Marcus Aurelius, Meditations 7.32


About death: Whether it is a dispersion, or a resolution into atoms, or annihilation, it is either extinction or change.

—Marcus Aurelius, Meditations, Book 7 (tr Long)

I have known some people who never really consider their own deaths, and so while the concept may be intelligible to them in theory, they end up thinking of themselves as practically immortal. The setting may change, but they assume they are just going to go on as they currently are.

I have known other people who think of nothing but their deaths, hoping for eternal rewards, and fearing eternal punishments. Yet even though the setting may change, one of either puffy clouds or of scorching fire, they still assume they are just going to go on as they currently are.

Yet however we may view death, shouldn’t the most apparent aspect of it be that it means becoming something quite different than what we are now?  We surely know that our bodies will no longer be what they were, and whether our awareness carries on or ceases entirely, it will have been fundamentally transformed in either case.

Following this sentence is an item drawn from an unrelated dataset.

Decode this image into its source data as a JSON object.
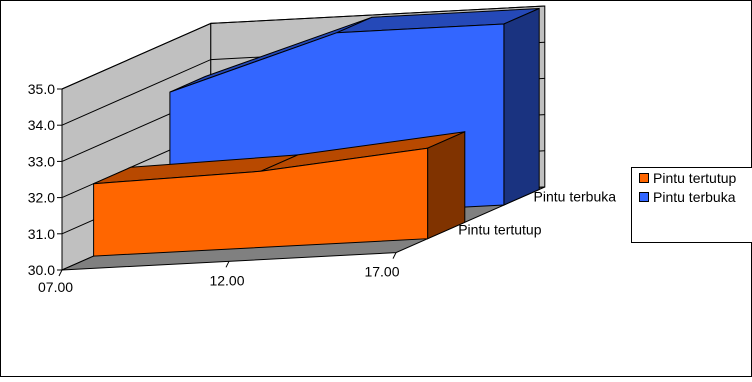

I am all too familiar with the temptation of wanting to keep things the same. Stability seems to bring with it comfort, and change seems to bring with it uncertainty. I need to remember that all sorts of modifications are completely natural, and simply parts within the harmony of the whole.

The Universe is an expression of activity itself, and activity means that things are always in motion, proceeding from one state to another. This does not need to seem frightening. It can be seen as liberating, because all change brings with it the possibility of growth, instead of succumbing to mere stagnation.

I have sometimes ignored death, and at other times I have obsessed about it too, and part of the problem is that none of us can really speak of it with very much certainty. But whether I end up becoming something new, or ceasing entirely, I can still rest assured that it will surely be for the sake of what is best. Nature is always directed by purpose, and Providence does nothing in vain. There is the deepest comfort in that.